BAND OF BROTHERS? - From left, U.S. Representatives Jack Murtha, Chris Carney and Paul Kanjorski. Despite his anti-corruption platform, Carney has refused to pursue investigations of his Democrat colleagues.Carney, like most members of his Democrat freshmen class, ran his 2006 campaign on an anti-corruption platform. “I came to Congress with a promise that corruption should not be tolerated from either party,” Carney recently noted.
But following a call to initiate an investigation into a fellow Democrat, Carney balked, with his office telling the Wilkes-Barre Citizens Voice “if the Republican-controlled Congress chose not to investigate this matter in 2002, I’m unclear as to why the issue would be resurfacing now.”In just six months in office, this is the second time Carney has dodged action against fellow Democrats accused of ethical lapses.
KANJORSKI DOGGED BY QUESTIONS
According to the Citizens Voice report, Carney has been asked to request an ethics investigation of Kanjorski, who “helped steer more than $11 million in federal earmarks to (a) company founded by his nephews that was supposed to use high-pressure water jets to pulverize coal and other materials. Eight years after Cornerstone was founded, it is bankrupt. The advanced products it was supposed to develop for the Navy never materialized.”
The company, Cornerstone Technologies, has been the center of a public controversy since at least 2002, when it was reported that the FBI was “investigating (Kanjorski’s) alleged role in directing millions of dollars in federal grants to his family-owned businesses.”

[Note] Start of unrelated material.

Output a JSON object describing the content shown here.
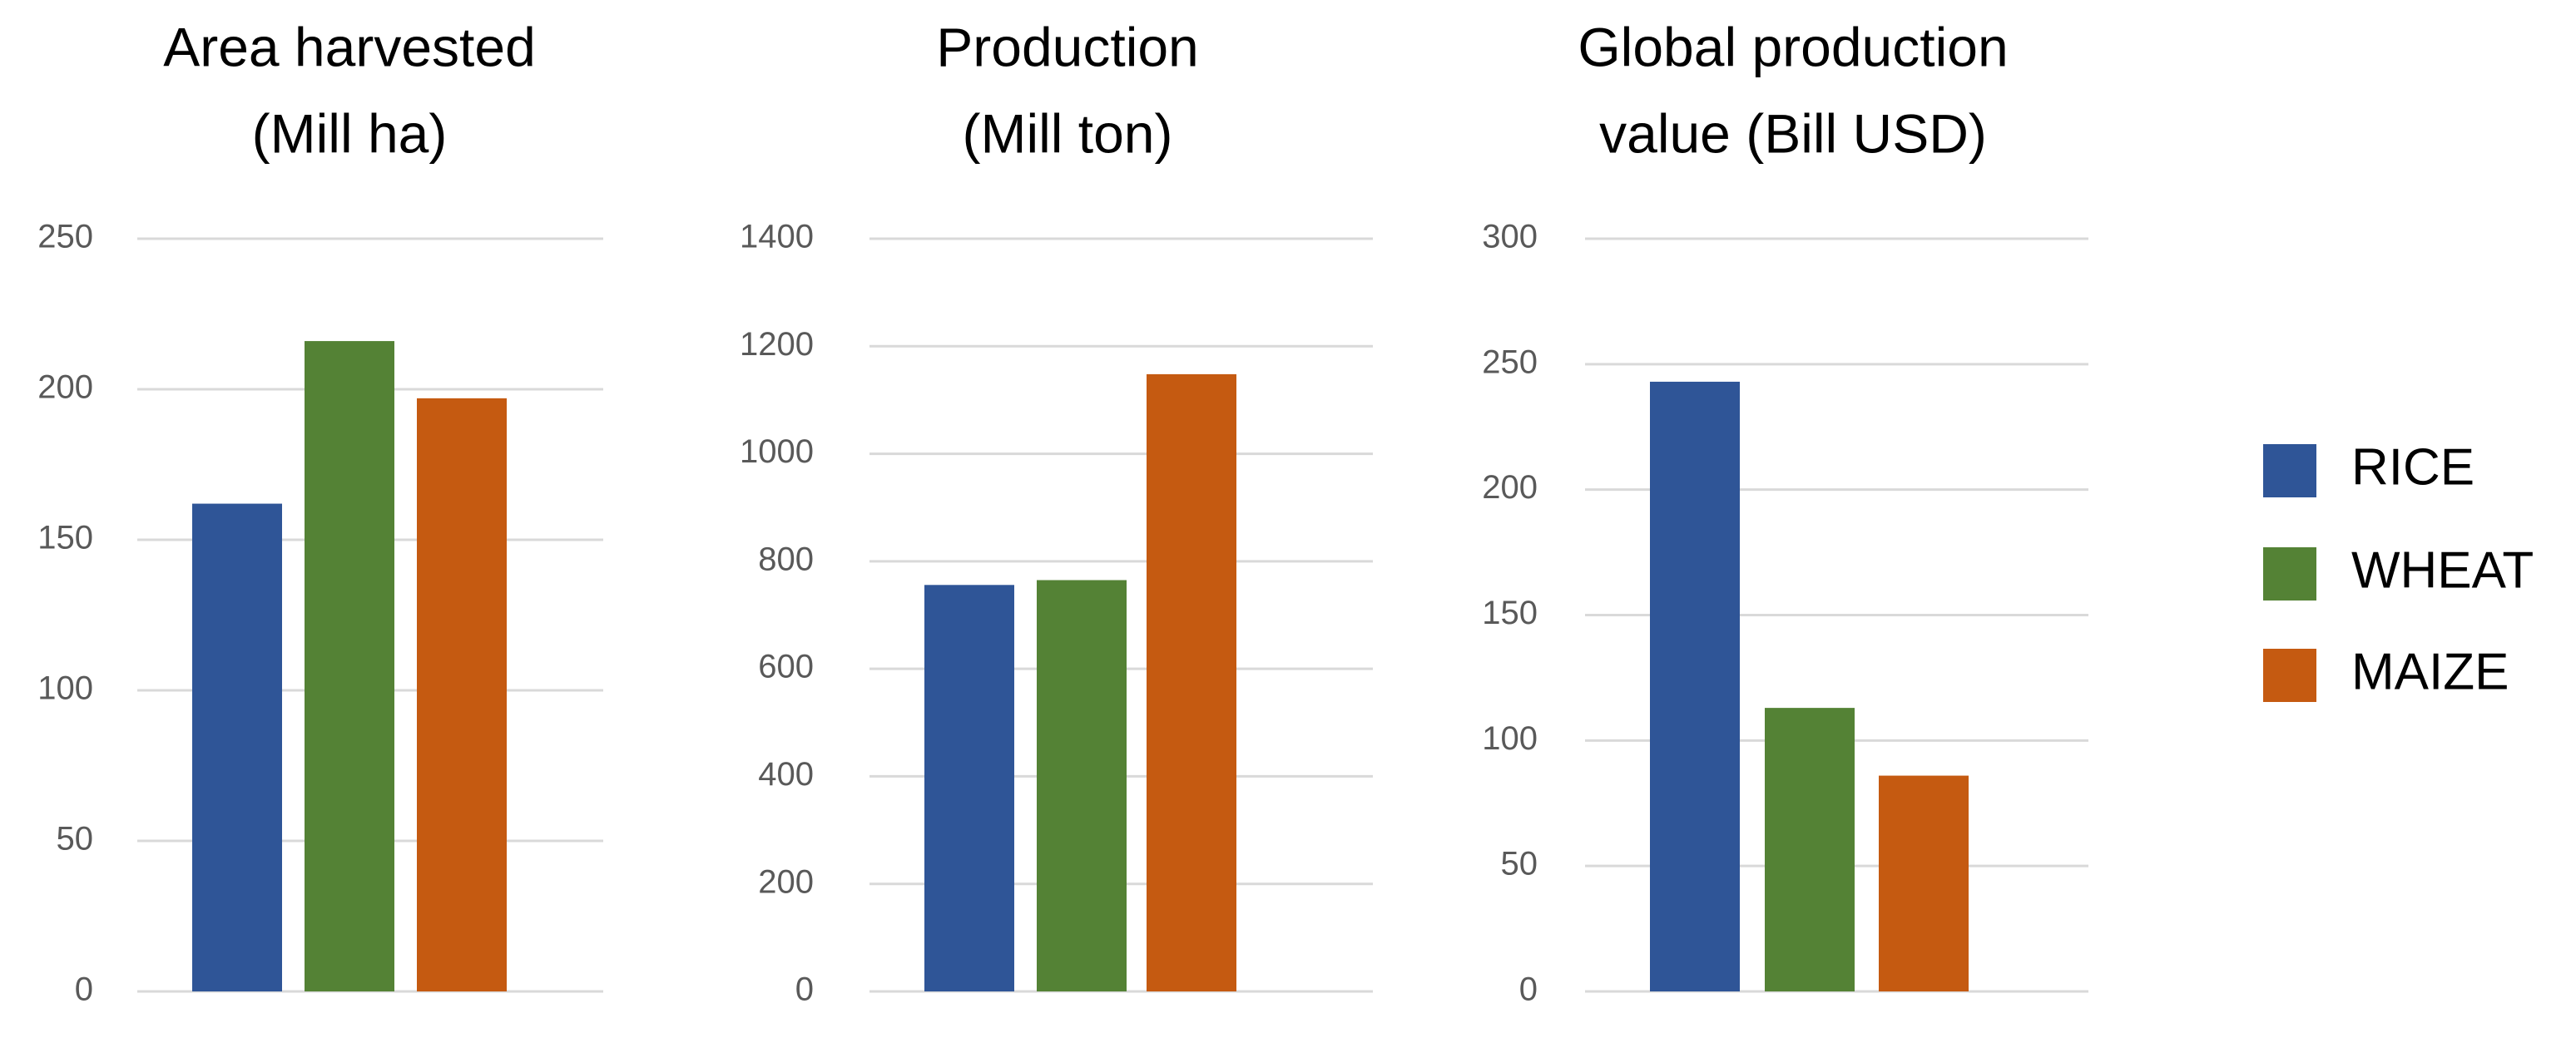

The Scranton Times reported earlier this month that “Kanjorski’s daughter, Nancy, and his four nephews were owners and/or board members at Cornerstone, which rented space in a Wilkes-Barre building co-owned by the congressman before moving to larger quarters in Plains Township.” According to that report, Kanjorski played an active role in the company’s operation.
“Although he was not an owner of Cornerstone, Congressman Kanjorski often took an active role in its operations, former employees and associates say,” the paper reported. “Peter Kanjorski, who was CEO of the firm, made no decision without consulting his uncle. In August 2000, the congressman personally presided over a meeting between Peter Kanjorski, two other Kanjorski nephews and Mr. Conrad to resolve a dispute over offering shares in Cornerstone to several key employees.”
After leaving Cornerstone, Peter Kanjorski went to work for his uncle’s political action committee.
Kanjorski has given varying accounts about his role with Cornerstone. In October, 2002, the Allentown Morning Call reported that “Kanjorski freely admits he arranged federal funding for water jet research but insists it was not for Cornerstone or any other specific company.” Four years later, in October, 2006, he called it a “pet project,” and told the Wilkes-Barre Times Leader that family members “did me a favor in devoting their time” to Cornerstone.
One industry expert described the company’s activities as “the Three Stooges meet anthracite.”
MURTHA’S ROLE
In November, 2005, Roll Call newspaper reported that U.S. Representative Jack Murtha “inserted earmarks in defense bills that steered millions of dollars in federal research funds toward companies owned by children of fellow Pennsylvania Rep. Paul Kanjorski (D).”
“Whether they get what they want in the bill or they get the votes they are looking for, nobody ever leaves completely disappointed,” Kanjorski told the New York Times of his and other Democrats’ dealings with Murtha on federal funding requests like those that benefited Cornerstone.
Even though questions rose over Murtha’s activities with Kanjorski, his relationship to the lobbying firm of brother Kit Murtha, and his role in a project important to family members of now-House Speaker Nancy Pelosi, no ethics investigation was ever sought. Some members of the media, including the Washington Times, questioned whether Murtha’s new role as leader of the anti-Iraq War Democrats earned him a pass from further questioning.
CARNEY IDOLIZES MURTHA
Not long after being elected, Carney told the Pittsburgh Press Gazette “Jack (Murtha) has our back,” and that he didn’t believe ethical questions would harm Murtha, who has been a controversial figure since being named an unindicted co-conspirator in the 1980s ABSCAM trials.
Despite his anti-corruption platform, Carney has come to Murtha’s defense. “If it's questionable,” Carney said of Murtha’s reported ethical lapses, “why has he been elected with such large majorities over the years?”
Carney refused to allow the House to consider a resolution questioning whether Murtha violated ethics rules when he reportedly threatened a Republican colleague earlier this year.
Carney has received $7,000 in campaign contributions from Murtha’s leadership PAC, and another $2,000 from Murtha’s re-election committee.